Aan de oostkant van het hoogland vind je de 'Oriente'. Dat bestaat voornamelijk uit tropisch regenwoud. De meeste Indianen leven in de hooglanden. Het merendeel leeft op het land en werkt als boer. Hun taal is Quichua (spreek uit: Kietsjoewa), de taal van de Inka's. Veel Indianen spreken daarnaast de taal van de vroegere veroveraars: Spaans.
Ziekten
Behalve hun taal brachten de Spanjaarden ook allerlei voor de Indianen dodelijke ziekten mee, zoals griep en mazelen. Duizenden mensen stierven omdat deze ziekten onder de Indiaanse bevolking niet voorkwamen en zij er geen afweer tegen hadden. Ook brachten de Spanjaarden hun godsdienst mee naar Zuid-Amerika: het katholicisme. Buurlanden van Ecuador zijn Colombia in het noorden en Peru in het zuiden.
Landbouw en olie
Tot aan het begin van de jaren '70 leefden de Ecuadorianen vooral van de landbouw. Suiker, katoen, bananen, tabak, koffie en cacao waren de belangrijkste exportproducten. Dat veranderde door de vondst van aardolie. In 1980 is olie al het voornaamste exportproduct geworden. Jammer genoeg is Ecuador niet echt rijk geworden door de olie: de nationale schuld is heel hoog en het land kan zelfs de rente over al het (van de rijke landen) geleende geld niet betalen. De werkloosheid is groot en er bestaat in Ecuador geen sociale dienst om mensen te helpen. Net als in veel ontwikkelingslanden is er inflatie in Ecuador, dat wil zeggen dat het geld telkens minder waard wordt. Je moet dus alsmaar meer verdienen om hetzelfde te kunnen kopen.
Verstedelijking
Eén van de meest in het oog springende problemen in derde wereldlanden is het verschijnsel dat de mensen massaal van het platteland naar de stad trekken. Men verwacht dat rond het jaar 2000 55% van de wereldbevolking in stedelijke gebieden zal wonen. Rond 1900 woonde 90% van de wereldbevolking nog op het platteland!
Werkloosheid
Een groot probleem daarbij is de werkgelegenheid. Er zijn bijna geen banen meer. Onder de nieuwaangekomenen heerst dus grote werkloosheid en er is maar weinig kans dat zij na verloop van tijd werk vinden.
Krottenwijken
Niet alleen werkloosheid treft de nieuwaangekomenen. Ook zijn er voor hen geen huizen beschikbaar. Men vestigt zich dan maar in één van de krottenwijken van de stad. Er wordt met van hout en karton, plastic en golfplaat een primitief bouwsel neergezet waar een heel gezin dan in moet leven. Er is geen waterleiding, geen riool, geen elektriciteit: kortom de leefomstandigheden zijn erbarmelijk. Alle grote steden in Zuid-Amerika kennen dergelijke krottenwijken, ook wel favella's of barriades genoemd. Men moet iedere dag maar weer aan eten zien te komen.
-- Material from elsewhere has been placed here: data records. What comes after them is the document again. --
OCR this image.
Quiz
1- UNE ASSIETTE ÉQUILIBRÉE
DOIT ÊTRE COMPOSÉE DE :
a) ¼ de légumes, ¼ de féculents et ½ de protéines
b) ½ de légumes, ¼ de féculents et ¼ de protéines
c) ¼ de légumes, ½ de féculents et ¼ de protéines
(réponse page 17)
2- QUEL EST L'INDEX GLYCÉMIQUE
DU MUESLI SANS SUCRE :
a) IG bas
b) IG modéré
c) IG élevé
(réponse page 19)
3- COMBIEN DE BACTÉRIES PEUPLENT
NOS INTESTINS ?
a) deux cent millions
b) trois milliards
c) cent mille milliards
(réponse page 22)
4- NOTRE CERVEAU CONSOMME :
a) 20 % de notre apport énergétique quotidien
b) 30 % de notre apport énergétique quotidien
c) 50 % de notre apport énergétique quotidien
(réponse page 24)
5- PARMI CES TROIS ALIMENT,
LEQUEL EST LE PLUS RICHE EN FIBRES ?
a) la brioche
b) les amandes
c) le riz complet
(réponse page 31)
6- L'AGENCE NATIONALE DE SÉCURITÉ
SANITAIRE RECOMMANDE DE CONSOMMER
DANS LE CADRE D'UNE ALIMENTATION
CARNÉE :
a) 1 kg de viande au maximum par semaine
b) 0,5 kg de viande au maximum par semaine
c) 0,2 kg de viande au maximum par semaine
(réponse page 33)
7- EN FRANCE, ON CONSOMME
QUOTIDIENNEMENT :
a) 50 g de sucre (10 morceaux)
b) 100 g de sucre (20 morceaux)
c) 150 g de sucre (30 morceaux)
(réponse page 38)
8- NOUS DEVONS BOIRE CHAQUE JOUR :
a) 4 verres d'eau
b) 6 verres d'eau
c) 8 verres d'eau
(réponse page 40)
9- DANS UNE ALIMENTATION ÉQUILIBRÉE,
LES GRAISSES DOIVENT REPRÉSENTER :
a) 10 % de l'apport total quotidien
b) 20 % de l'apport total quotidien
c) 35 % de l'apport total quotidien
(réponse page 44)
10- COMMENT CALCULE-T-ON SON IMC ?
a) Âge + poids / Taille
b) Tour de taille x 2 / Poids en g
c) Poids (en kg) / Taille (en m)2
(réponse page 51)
Mannen verlaten vaak hun gezinnen en vrouwen blijven met een aantal kinderen alleen achter. De criminaliteit is er groot. De politie komt nooit in zo'n wijk. Bendeleiders handhaven met harde hand de orde in de favella. Voor de bewoners van de wijk is er weinig of geen uitzicht op een verbetering van de situatie.
Ecuador
De twee grootste steden van Ecuador, Quito en Guayaquil, hebben beiden grote krottenwijken. Arme landarbeiders trokken in de afgelopen jaren massaal naar de stad, aangetrokken door de 'rijkdom' die daar te halen was. Op dit moment werkt nog maar 40% van de Ecuadorianen in de landbouw. Dat was in 1950 nog 70%. Er is voor al die nieuwe stadsbewoners geen werk. Ze moeten maar zien hoe ze aan geld komen: bijvoorbeeld door te werken als schoenpoetser of als straatverkoper. Vrouwen en meisjes werken vaak als dienstmeisje bij rijke families. De barriades van Guayaquil staan bekend als de meest ongezonde en trieste krottenwijken van heel Zuid-Amerika.
Deze tekst is geautomatiseerd gemaakt en kan nog fouten bevatten. Digibron werkt
voortdurend aan correctie. Klik voor het origineel door naar de pdf. Voor opmerkingen,
vragen, informatie: contact.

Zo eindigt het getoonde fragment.